Mass Balance

Mass balance is calculated based on determined concentrations based on the model choice. At any point in time \(t\), the current mass of pure phase contaminant in the source zone is calculated via

\[ m_{\mathrm{s}}(t) = m_\mathrm{s,0}\cdot e^{-\gamma_s \cdot t} \]

This Equations uses \(\gamma_{s}^{inst}\) for the model option Instant reaction (find definition of \(\gamma_{s}^{inst}\) in the particular section).

The mass of contaminant that has left the source zone is thus:

\[ \Delta m_{\mathrm{s}}(t) = m_\mathrm{s,0} - m_\mathrm{s}(t) \]

The plume mass is calculated as

\[ m_{\mathrm{p}}(t) = V_{cell} \cdot \sum_{i,j}C(x_{i},y_{j},t) \]

where summation is over all numerical grid cells defined in \(x\)- and \(y\)-direction. \(V_{cell}=dx \cdot dy \cdot Z \cdot \theta_e\) is the effective pore volume of the cell with dimensions \(dx\), \(dy\) and \(Z\) being the model resolutions in the \(x\) and \(y\) direction, and the source depth, respectively.

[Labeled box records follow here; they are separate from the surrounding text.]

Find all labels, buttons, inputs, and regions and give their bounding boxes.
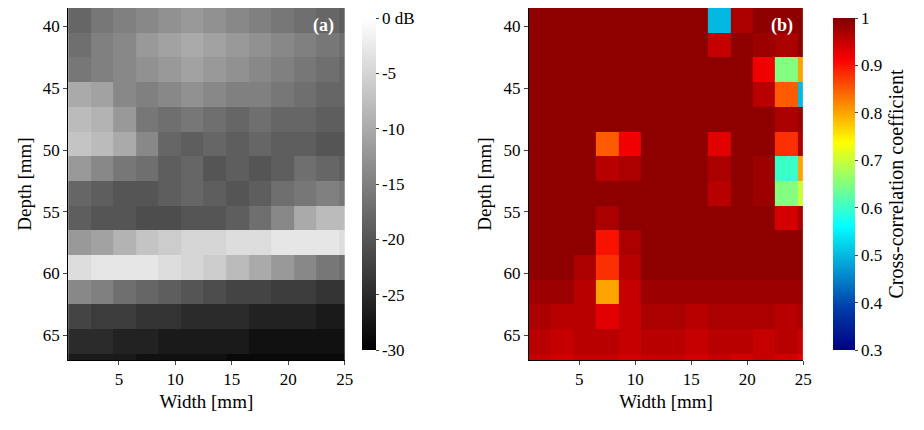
svg-text:40: 40 bbox=[503, 17, 520, 36]
svg-text:-15: -15 bbox=[382, 175, 405, 194]
svg-text:0.9: 0.9 bbox=[861, 56, 882, 75]
svg-text:0.6: 0.6 bbox=[861, 199, 882, 218]
svg-text:(a): (a) bbox=[313, 15, 334, 36]
svg-text:20: 20 bbox=[280, 370, 297, 389]
svg-text:25: 25 bbox=[336, 370, 353, 389]
svg-text:50: 50 bbox=[503, 141, 520, 160]
svg-text:65: 65 bbox=[43, 326, 60, 345]
svg-text:-30: -30 bbox=[382, 341, 405, 360]
svg-text:-5: -5 bbox=[382, 64, 396, 83]
svg-text:0.4: 0.4 bbox=[861, 294, 883, 313]
svg-text:60: 60 bbox=[43, 264, 60, 283]
svg-text:Width [mm]: Width [mm] bbox=[619, 391, 713, 412]
svg-text:25: 25 bbox=[795, 370, 812, 389]
svg-text:15: 15 bbox=[223, 370, 240, 389]
svg-text:45: 45 bbox=[43, 79, 60, 98]
svg-text:55: 55 bbox=[503, 203, 520, 222]
svg-text:5: 5 bbox=[115, 370, 124, 389]
svg-text:5: 5 bbox=[575, 370, 584, 389]
svg-text:(b): (b) bbox=[771, 15, 793, 36]
svg-text:-10: -10 bbox=[382, 120, 405, 139]
svg-text:60: 60 bbox=[503, 264, 520, 283]
svg-text:20: 20 bbox=[739, 370, 756, 389]
svg-text:Depth [mm]: Depth [mm] bbox=[14, 137, 35, 230]
svg-text:65: 65 bbox=[503, 326, 520, 345]
svg-text:15: 15 bbox=[683, 370, 700, 389]
svg-text:Cross-correlation coefficient: Cross-correlation coefficient bbox=[885, 69, 907, 298]
svg-text:45: 45 bbox=[503, 79, 520, 98]
svg-text:0.8: 0.8 bbox=[861, 104, 882, 123]
svg-text:50: 50 bbox=[43, 141, 60, 160]
svg-text:0 dB: 0 dB bbox=[382, 9, 415, 28]
svg-text:10: 10 bbox=[627, 370, 644, 389]
svg-text:Width [mm]: Width [mm] bbox=[160, 391, 254, 412]
svg-text:-20: -20 bbox=[382, 230, 405, 249]
svg-text:-25: -25 bbox=[382, 286, 405, 305]
svg-text:40: 40 bbox=[43, 17, 60, 36]
svg-text:0.5: 0.5 bbox=[861, 246, 882, 265]
svg-text:Depth [mm]: Depth [mm] bbox=[474, 137, 495, 230]
svg-text:0.7: 0.7 bbox=[861, 151, 883, 170]
svg-text:10: 10 bbox=[167, 370, 184, 389]
svg-text:0.3: 0.3 bbox=[861, 341, 882, 360]
svg-text:55: 55 bbox=[43, 203, 60, 222]
svg-text:1: 1 bbox=[861, 9, 870, 28]
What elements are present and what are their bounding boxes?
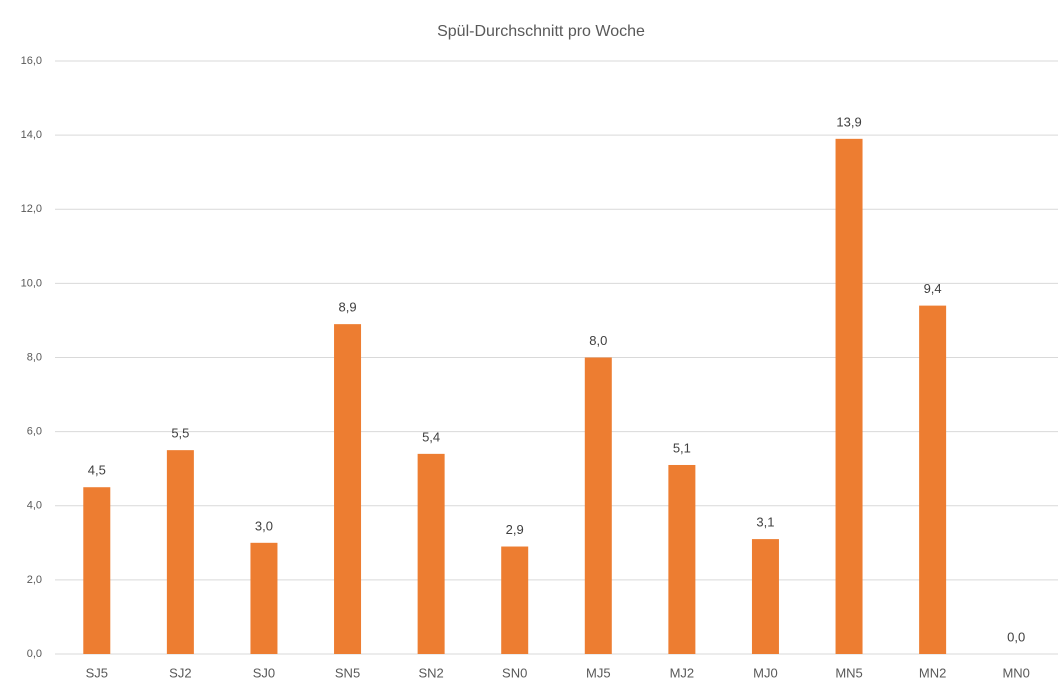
value-label: 5,5 [171, 426, 189, 441]
y-tick-label: 2,0 [27, 574, 42, 586]
x-tick-label: MJ2 [670, 665, 695, 680]
x-tick-label: MJ5 [586, 665, 611, 680]
y-tick-label: 0,0 [27, 648, 42, 660]
value-label: 8,9 [339, 300, 357, 315]
bar [919, 305, 947, 654]
value-label: 9,4 [924, 281, 942, 296]
y-tick-label: 16,0 [21, 55, 42, 67]
value-label: 8,0 [589, 333, 607, 348]
x-tick-label: SN2 [418, 665, 443, 680]
x-tick-label: MN5 [835, 665, 862, 680]
x-tick-label: SJ2 [169, 665, 191, 680]
y-tick-label: 8,0 [27, 351, 42, 363]
x-tick-label: MJ0 [753, 665, 778, 680]
bar [166, 450, 194, 654]
bar [250, 542, 278, 654]
x-tick-label: SN0 [502, 665, 527, 680]
chart-title: Spül-Durchschnitt pro Woche [437, 23, 645, 40]
bar [751, 539, 779, 654]
bar [668, 464, 696, 654]
x-tick-label: SJ0 [253, 665, 275, 680]
x-tick-label: MN0 [1002, 665, 1029, 680]
value-label: 3,1 [756, 515, 774, 530]
y-tick-label: 6,0 [27, 426, 42, 438]
value-label: 5,4 [422, 429, 440, 444]
value-label: 5,1 [673, 440, 691, 455]
bar [584, 357, 612, 654]
bar [835, 138, 863, 655]
y-tick-label: 4,0 [27, 500, 42, 512]
x-tick-label: MN2 [919, 665, 946, 680]
bar [83, 487, 111, 654]
value-label: 0,0 [1007, 629, 1025, 644]
bar [334, 324, 362, 654]
value-label: 13,9 [836, 114, 861, 129]
x-tick-label: SJ5 [86, 665, 108, 680]
y-tick-label: 10,0 [21, 277, 42, 289]
x-tick-label: SN5 [335, 665, 360, 680]
y-tick-label: 14,0 [21, 129, 42, 141]
bar [417, 453, 445, 654]
value-label: 2,9 [506, 522, 524, 537]
value-label: 3,0 [255, 518, 273, 533]
y-tick-label: 12,0 [21, 203, 42, 215]
bar [501, 546, 529, 654]
value-label: 4,5 [88, 463, 106, 478]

The plume mass is dependent on the model dimensions. If the extent of (significant) plume concentrations is larger than the model dimensions, the calculated plume mass does not reflect the actual plume mass. The code implementation checks on this aspect and returns a warning to the user when domain extension is recommended.

In case of no decay during transport (\(\mu=0\)) mass is conserved and therefore, all mass leaving the source is transported within the contaminant plume. This mass, \(m^\mathrm{no \, decay}_{\mathrm{p}} (t)\), can be calculated direct and can thus serve as checkup. The mass that has been transported out of the model zone and the calculated plume mass should be identical:

\[ m^\mathrm{no \, decay}_{\mathrm{p}} (t)= \Delta m_{s}(t) \]

In case of linear decay or instant reaction, contaminant mass in the plume is reduced due to degradation. Consequently, the mass that left the source zone \(\Delta m_{s}(t)\) is the sum of the degraded mass and the plume mass.